Das waren reale Morde in der Welt von Glamour und Fiktion und Fake. Und einen Tag danach noch einmal: Zwei ebenso blutige Opfer wurden ganz in der Nähe gefunden, die Leichen des Ehepaares Rosemary und Leno LaBianca, Letzterer Chef einer Kette von Lebensmittelläden. Auch hier Messerstiche, diesmal war „Death to Pigs“ (Tod den Schweinen) mit Blut an eine Wand geschmiert. Los Angeles bekam Angst, besonders die Unterhaltungsindustrie: Ein Monster war hier unterwegs.
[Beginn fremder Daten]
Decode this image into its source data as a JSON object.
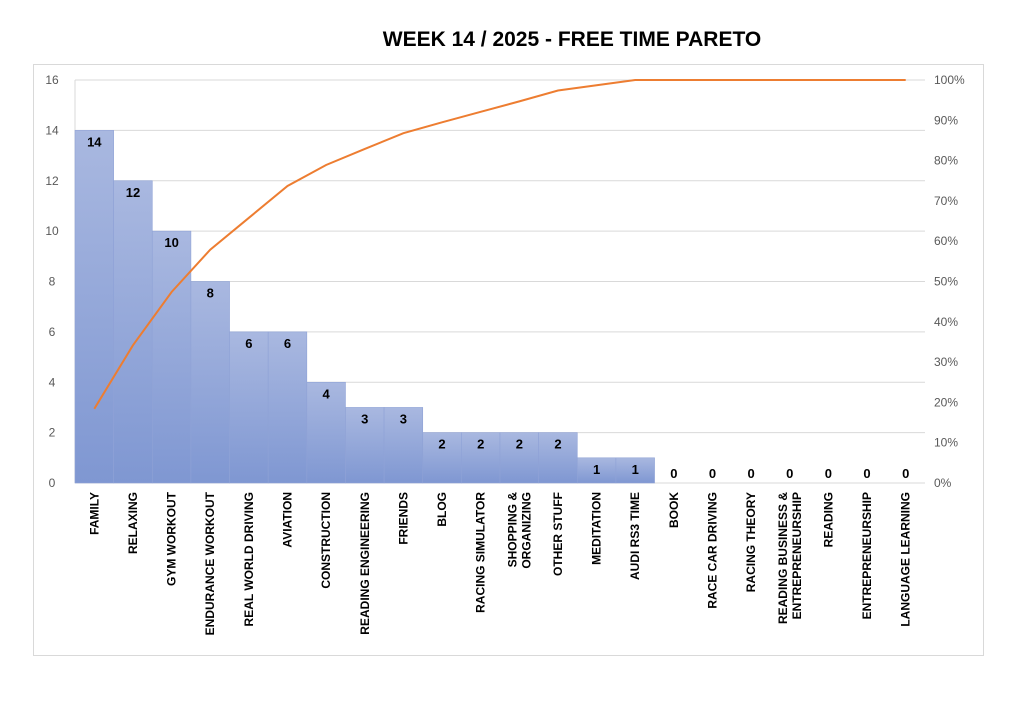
{
  "chart_data": {
    "type": "bar",
    "title": "WEEK  14  / 2025   - FREE TIME PARETO",
    "categories": [
      "FAMILY",
      "RELAXING",
      "GYM WORKOUT",
      "ENDURANCE WORKOUT",
      "REAL WORLD DRIVING",
      "AVIATION",
      "CONSTRUCTION",
      "READING ENGINEERING",
      "FRIENDS",
      "BLOG",
      "RACING SIMULATOR",
      "SHOPPING & ORGANIZING",
      "OTHER STUFF",
      "MEDITATION",
      "AUDI RS3 TIME",
      "BOOK",
      "RACE CAR DRIVING",
      "RACING THEORY",
      "READING BUSINESS & ENTREPRENEURSHIP",
      "READING",
      "ENTREPRENEURSHIP",
      "LANGUAGE LEARNING"
    ],
    "series": [
      {
        "type": "bar",
        "values": [
          14,
          12,
          10,
          8,
          6,
          6,
          4,
          3,
          3,
          2,
          2,
          2,
          2,
          1,
          1,
          0,
          0,
          0,
          0,
          0,
          0,
          0
        ]
      },
      {
        "type": "line",
        "axis": "right",
        "values": [
          18.4,
          34.2,
          47.4,
          57.9,
          65.8,
          73.7,
          78.9,
          82.9,
          86.8,
          89.5,
          92.1,
          94.7,
          97.4,
          98.7,
          100,
          100,
          100,
          100,
          100,
          100,
          100,
          100
        ]
      }
    ],
    "ylim": [
      0,
      16
    ],
    "y_ticks": [
      "0",
      "2",
      "4",
      "6",
      "8",
      "10",
      "12",
      "14",
      "16"
    ],
    "y2lim": [
      0,
      100
    ],
    "y2_ticks": [
      "0%",
      "10%",
      "20%",
      "30%",
      "40%",
      "50%",
      "60%",
      "70%",
      "80%",
      "90%",
      "100%"
    ],
    "grid": true,
    "legend": "none",
    "colors": {
      "bar_top": "#a9b8e0",
      "bar_bottom": "#7f97d2",
      "bar_edge": "#8fa2d6",
      "line": "#ed7d31",
      "grid": "#d9d9d9"
    }
  }
}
Hollywood-Stars sollen Schusswaffen gekauft haben. Manson sei der „gefährlichste Mann“ der Gegenwart, befand das Magazin Rolling Stone 1970.

Es sollte mehrere Monate dauern, bis es zu den Verfahren gegen die mutmaßlichen Täter kam, vier junge Frauen namens Leslie Van Houten, Patricia Krenwinkel, Susan Atkins und Linda Kasabian sowie zwei Männer, Charles Watson und der angebliche Anführer des Horrors: Charles Manson. Dieser hatte nach einer kaputten Kindheit die Hälfte seines Lebens in Erziehungsanstalten und Gefängnissen zugebracht. In den Medien wurden die Angeklagten alsbald bekannt als die „Manson-Familie“, die jungen Frauen gesondert als die „Manson Girls“. Manson habe Hippies um sich versammelt, um Orgien zu feiern und Drogen, vor allem LSD, zu konsumieren, hieß es. Die Kommune habe ihn verehrt wie Jesus Christus. Er soll von einer Apokalypse gesprochen haben und dem kommenden Krieg zwischen Schwarz und Weiß.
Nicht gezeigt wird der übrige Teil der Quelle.